The undersigned further RECOMMENDS that no Certificate of Appealability issue. Under 28 U.S.C. § 2253(c)(2), a certificate of appealability may issue "only if the applicant has made a substantial showing of the denial of a constitutional right." See also Rule 11 of the Rules Governing Section 2255 proceedings. This standard is met if the defendant can show "that reasonable jurists could debate whether (or, for that matter, agree that) the petition should have been resolved in a different manner or that the issues presented were 'adequate to deserve encouragement to proceed further.'" Miller-El v. Cockrell, 537 U.S. 322, 336 (2003) (quoting Barefoot v. Estelle, 463 U.S. 880, 893 n.4 (1983)). The Court has considered the issuance of a Certificate of Appealability as to each of Ramer's claims. No reasonable jurist would find the assessments on the merits above to be wrong or debatable; thus, no Certificate of Appealability should issue. Ramer's § 2255 motion is completely frivolous.

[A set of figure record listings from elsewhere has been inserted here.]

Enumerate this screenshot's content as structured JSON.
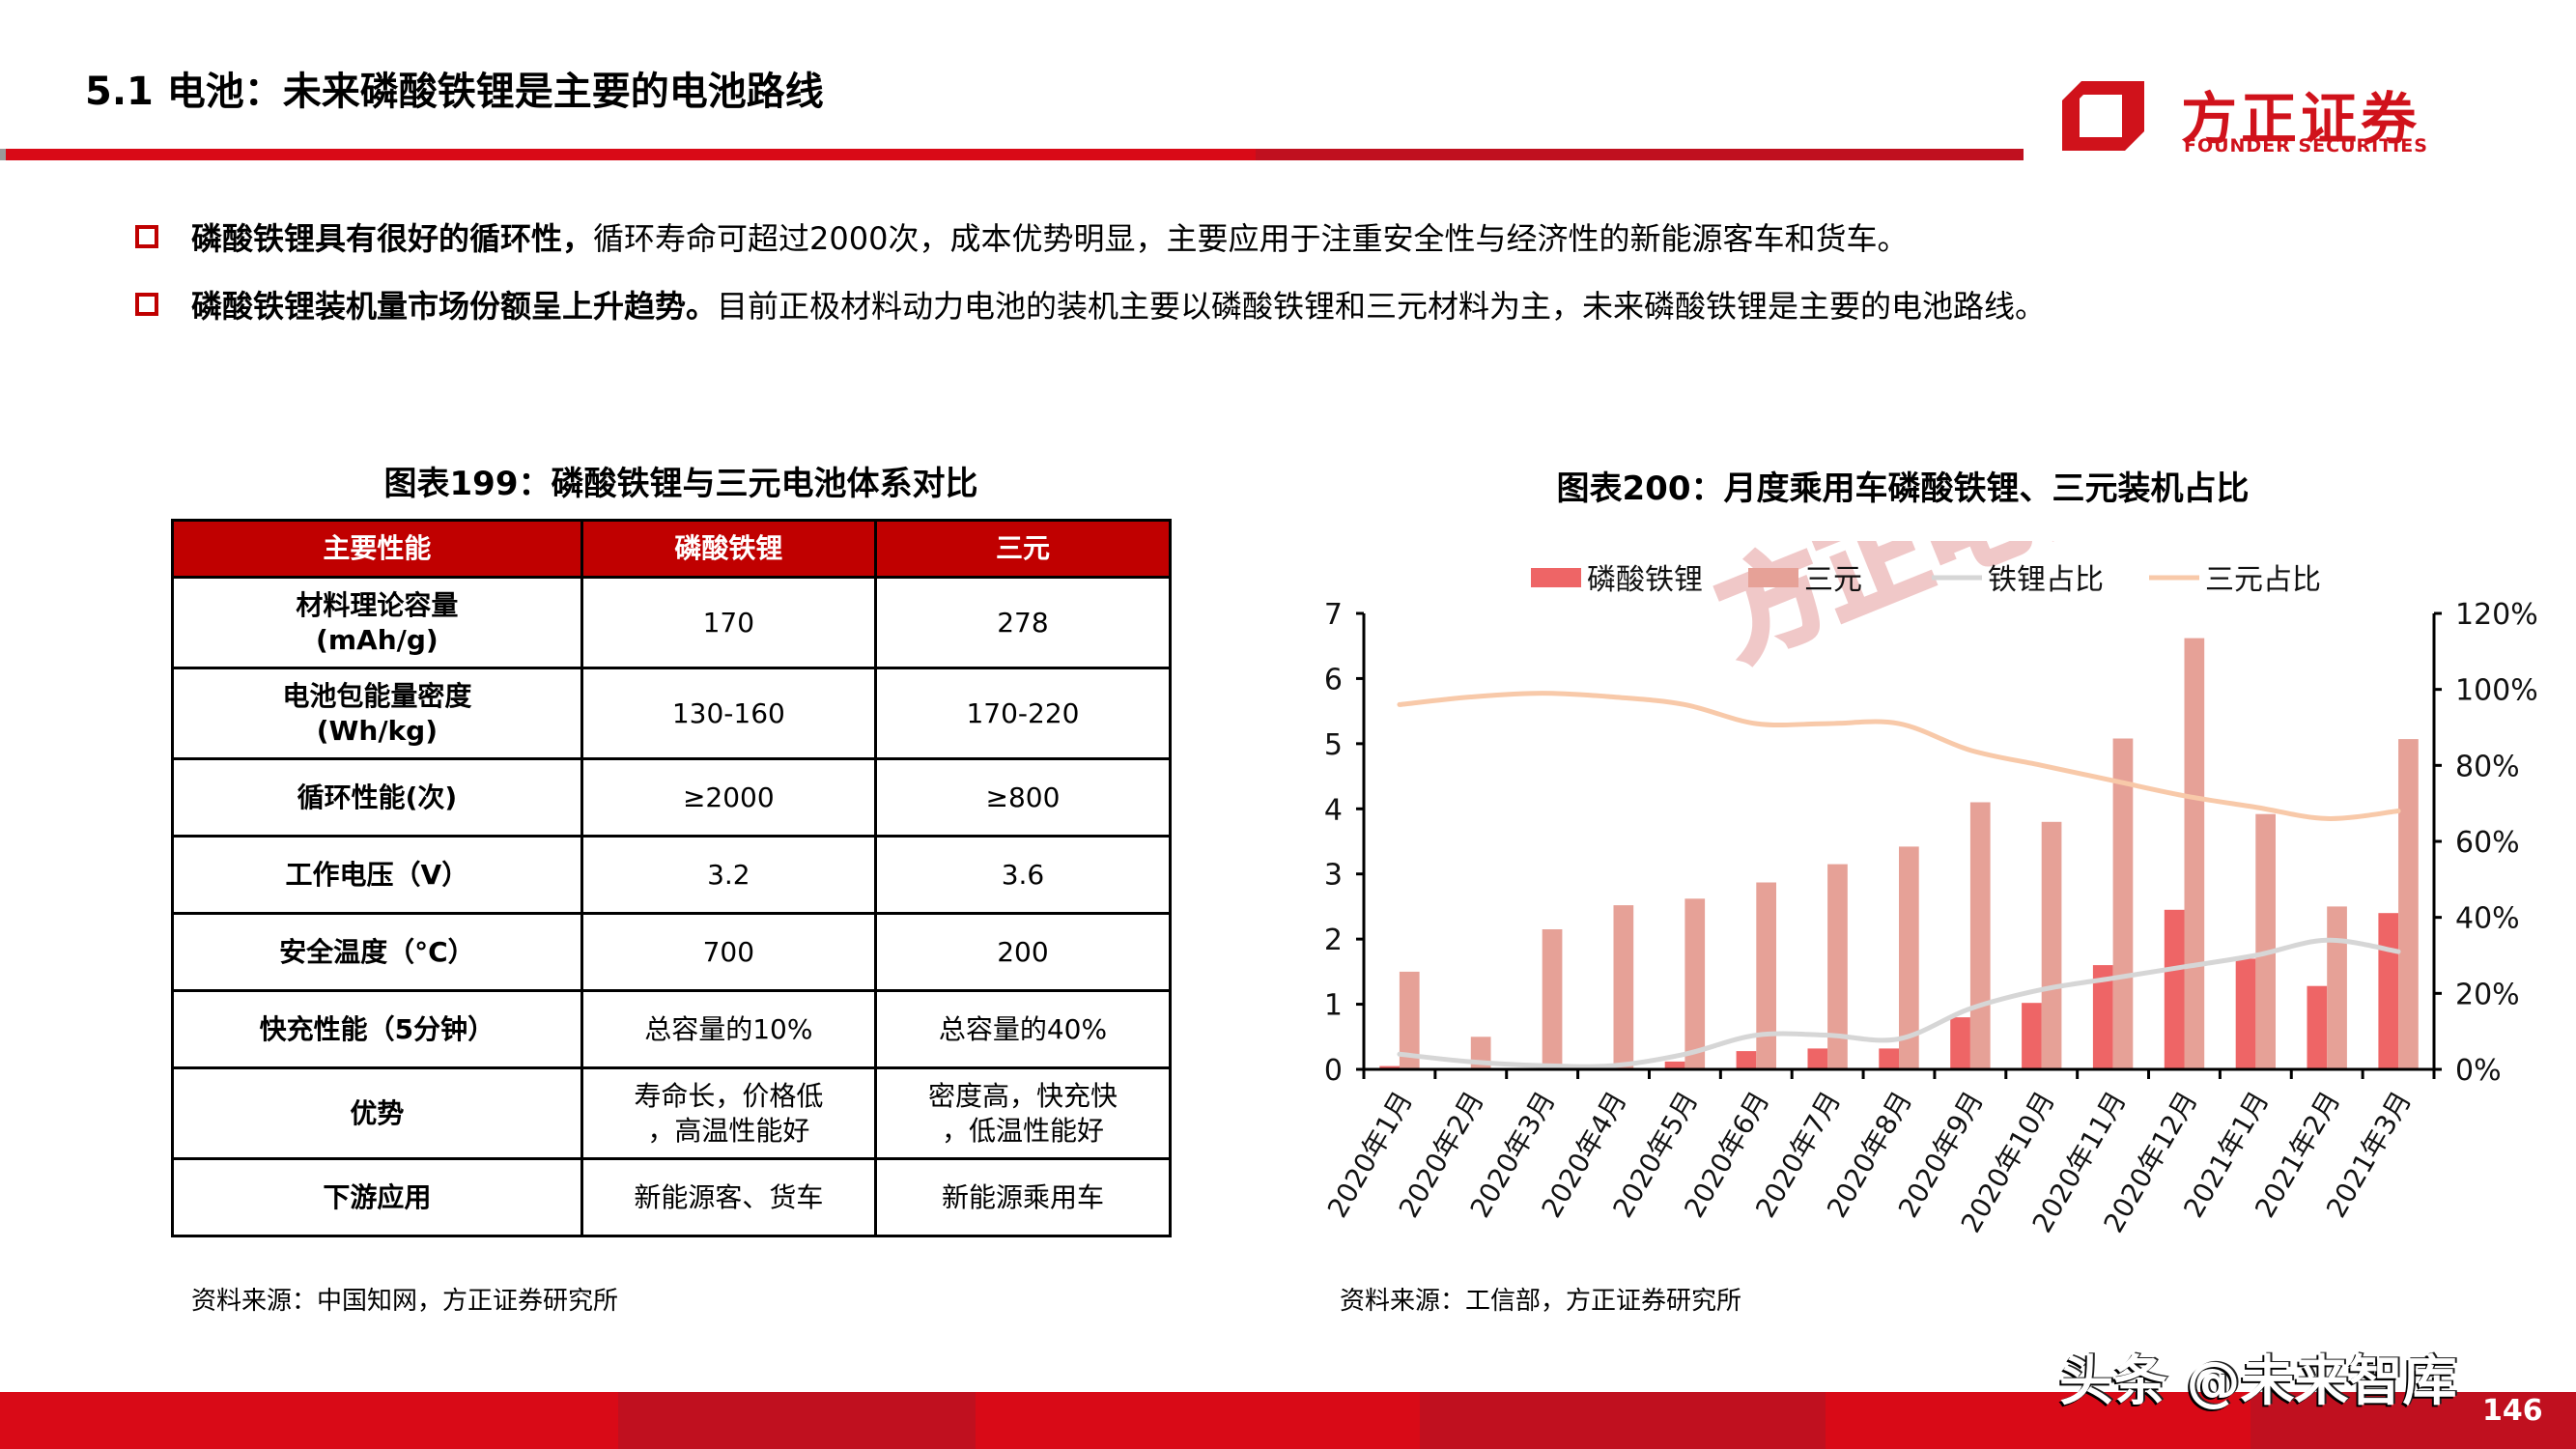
{
  "header": {
    "title": "5.1 电池：未来磷酸铁锂是主要的电池路线",
    "logo_cn": "方正证券",
    "logo_en": "FOUNDER SECURITIES"
  },
  "bullets": [
    {
      "bold": "磷酸铁锂具有很好的循环性，",
      "text": "循环寿命可超过2000次，成本优势明显，主要应用于注重安全性与经济性的新能源客车和货车。"
    },
    {
      "bold": "磷酸铁锂装机量市场份额呈上升趋势。",
      "text": "目前正极材料动力电池的装机主要以磷酸铁锂和三元材料为主，未来磷酸铁锂是主要的电池路线。"
    }
  ],
  "table": {
    "title": "图表199：磷酸铁锂与三元电池体系对比",
    "headers": [
      "主要性能",
      "磷酸铁锂",
      "三元"
    ],
    "rows": [
      {
        "label": "材料理论容量\n(mAh/g)",
        "lfp": "170",
        "ncm": "278"
      },
      {
        "label": "电池包能量密度\n(Wh/kg)",
        "lfp": "130-160",
        "ncm": "170-220"
      },
      {
        "label": "循环性能(次)",
        "lfp": "≥2000",
        "ncm": "≥800"
      },
      {
        "label": "工作电压（V）",
        "lfp": "3.2",
        "ncm": "3.6"
      },
      {
        "label": "安全温度（°C）",
        "lfp": "700",
        "ncm": "200"
      },
      {
        "label": "快充性能（5分钟）",
        "lfp": "总容量的10%",
        "ncm": "总容量的40%"
      },
      {
        "label": "优势",
        "lfp": "寿命长，价格低\n，高温性能好",
        "ncm": "密度高，快充快\n，低温性能好"
      },
      {
        "label": "下游应用",
        "lfp": "新能源客、货车",
        "ncm": "新能源乘用车"
      }
    ],
    "source": "资料来源：中国知网，方正证券研究所"
  },
  "chart_data": {
    "type": "bar",
    "title": "图表200：月度乘用车磷酸铁锂、三元装机占比",
    "watermark": "方正电新",
    "categories": [
      "2020年1月",
      "2020年2月",
      "2020年3月",
      "2020年4月",
      "2020年5月",
      "2020年6月",
      "2020年7月",
      "2020年8月",
      "2020年9月",
      "2020年10月",
      "2020年11月",
      "2020年12月",
      "2021年1月",
      "2021年2月",
      "2021年3月"
    ],
    "series": [
      {
        "name": "磷酸铁锂",
        "kind": "bar",
        "axis": "left",
        "color": "#ee6566",
        "values": [
          0.05,
          0.0,
          0.0,
          0.03,
          0.12,
          0.28,
          0.32,
          0.32,
          0.8,
          1.02,
          1.6,
          2.45,
          1.7,
          1.28,
          2.4
        ]
      },
      {
        "name": "三元",
        "kind": "bar",
        "axis": "left",
        "color": "#e6a197",
        "values": [
          1.5,
          0.5,
          2.15,
          2.52,
          2.62,
          2.87,
          3.15,
          3.42,
          4.1,
          3.8,
          5.08,
          6.62,
          3.92,
          2.5,
          5.07
        ]
      },
      {
        "name": "铁锂占比",
        "kind": "line",
        "axis": "right",
        "color": "#d6d6d6",
        "values": [
          4,
          2,
          1,
          1,
          4,
          9,
          9,
          8,
          16,
          21,
          24,
          27,
          30,
          34,
          31
        ]
      },
      {
        "name": "三元占比",
        "kind": "line",
        "axis": "right",
        "color": "#f8c9a9",
        "values": [
          96,
          98,
          99,
          98,
          96,
          91,
          91,
          91,
          84,
          80,
          76,
          72,
          69,
          66,
          68
        ]
      }
    ],
    "left_axis": {
      "ticks": [
        "0",
        "1",
        "2",
        "3",
        "4",
        "5",
        "6",
        "7"
      ],
      "range": [
        0,
        7
      ]
    },
    "right_axis": {
      "ticks": [
        "0%",
        "20%",
        "40%",
        "60%",
        "80%",
        "100%",
        "120%"
      ],
      "range": [
        0,
        120
      ]
    },
    "xlabel": "",
    "ylabel": "",
    "grid": false,
    "legend_position": "top",
    "source": "资料来源：工信部，方正证券研究所"
  },
  "footer": {
    "watermark": "头条 @未来智库",
    "page_number": "146"
  }
}
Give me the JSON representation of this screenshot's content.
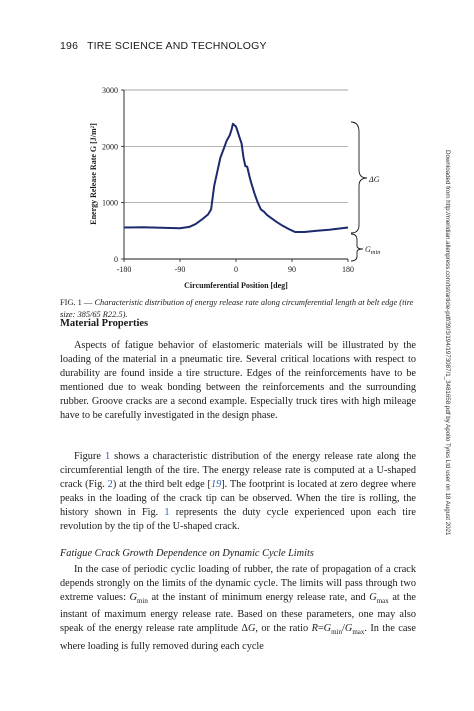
{
  "header": {
    "page_number": "196",
    "journal": "TIRE SCIENCE AND TECHNOLOGY"
  },
  "side_note": "Downloaded from http://meridian.allenpress.com/tst/article-pdf/39/3/194/1973087/1_3481658.pdf by Apollo Tyres Ltd user on 18 August 2021",
  "figure": {
    "caption_label": "FIG. 1 —",
    "caption_text": "Characteristic distribution of energy release rate along circumferential length at belt edge (tire size: 385/65 R22.5)."
  },
  "chart_data": {
    "type": "line",
    "xlabel": "Circumferential Position [deg]",
    "ylabel": "Energy Release Rate G [J/m²]",
    "xlim": [
      -180,
      180
    ],
    "ylim": [
      0,
      3000
    ],
    "x_ticks": [
      "-180",
      "-90",
      "0",
      "90",
      "180"
    ],
    "y_ticks": [
      "0",
      "1000",
      "2000",
      "3000"
    ],
    "grid_y": true,
    "line_color": "#1c2a6e",
    "series": [
      {
        "x": [
          -180,
          -150,
          -120,
          -90,
          -75,
          -65,
          -55,
          -45,
          -40,
          -35,
          -30,
          -25,
          -20,
          -15,
          -10,
          -7,
          -5,
          -3,
          0,
          3,
          6,
          9,
          12,
          15,
          18,
          22,
          25,
          30,
          35,
          40,
          45,
          50,
          55,
          65,
          75,
          85,
          95,
          110,
          130,
          150,
          170,
          180
        ],
        "y": [
          560,
          565,
          555,
          545,
          570,
          620,
          700,
          790,
          880,
          1300,
          1550,
          1800,
          1950,
          2100,
          2200,
          2300,
          2400,
          2380,
          2350,
          2250,
          2150,
          2050,
          1800,
          1650,
          1640,
          1450,
          1330,
          1150,
          1000,
          880,
          840,
          780,
          740,
          660,
          590,
          530,
          480,
          480,
          500,
          520,
          545,
          560
        ]
      }
    ],
    "annotations": [
      "ΔG",
      "G_min"
    ]
  },
  "sections": {
    "material_properties": "Material Properties",
    "fatigue_heading": "Fatigue Crack Growth Dependence on Dynamic Cycle Limits"
  },
  "paragraphs": {
    "p1": "Aspects of fatigue behavior of elastomeric materials will be illustrated by the loading of the material in a pneumatic tire. Several critical locations with respect to durability are found inside a tire structure. Edges of the reinforcements have to be mentioned due to weak bonding between the reinforcements and the surrounding rubber. Groove cracks are a second example. Especially truck tires with high mileage have to be carefully investigated in the design phase.",
    "p2_a": "Figure ",
    "p2_ref1": "1",
    "p2_b": " shows a characteristic distribution of the energy release rate along the circumferential length of the tire. The energy release rate is computed at a U-shaped crack (Fig. ",
    "p2_ref2": "2",
    "p2_c": ") at the third belt edge [",
    "p2_ref3": "19",
    "p2_d": "]. The footprint is located at zero degree where peaks in the loading of the crack tip can be observed. When the tire is rolling, the history shown in Fig. ",
    "p2_ref4": "1",
    "p2_e": " represents the duty cycle experienced upon each tire revolution by the tip of the U-shaped crack.",
    "p3_a": "In the case of periodic cyclic loading of rubber, the rate of propagation of a crack depends strongly on the limits of the dynamic cycle. The limits will pass through two extreme values: ",
    "p3_gmin": "G",
    "p3_gmin_sub": "min",
    "p3_b": " at the instant of minimum energy release rate, and ",
    "p3_gmax": "G",
    "p3_gmax_sub": "max",
    "p3_c": " at the instant of maximum energy release rate. Based on these parameters, one may also speak of the energy release rate amplitude Δ",
    "p3_dg": "G",
    "p3_d": ", or the ratio ",
    "p3_r": "R",
    "p3_e": "=",
    "p3_g1": "G",
    "p3_g1_sub": "min",
    "p3_f": "/",
    "p3_g2": "G",
    "p3_g2_sub": "max",
    "p3_g": ". In the case where loading is fully removed during each cycle"
  }
}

Any objection to, or argument against, dismissal must be asserted before the District Judge in response to this Recommended Disposition. The Court directs the parties to 28 U.S.C. § 636(b)(1) for appeal rights and mechanics concerning this Recommended Disposition, issued under subsection (B) of the statute. See also Rules Governing Section 2255 Proceedings, Rule 8(b). Within fourteen days after being served with a copy of this decision, any party may serve and file specific written objections to any or all findings or recommendations for determination, de novo, by the District Court. Failure to make a timely objection consistent with the statute and rule may, and normally will, result in waiver of further appeal to or review by the District Court and Court of Appeals. See Thomas v. Arn, 474 U.S. 140, 155 (1985); United States v. Walters, 638 F.2d 947, 950 (6th Cir. 1981).
This the 26th day of November, 2018.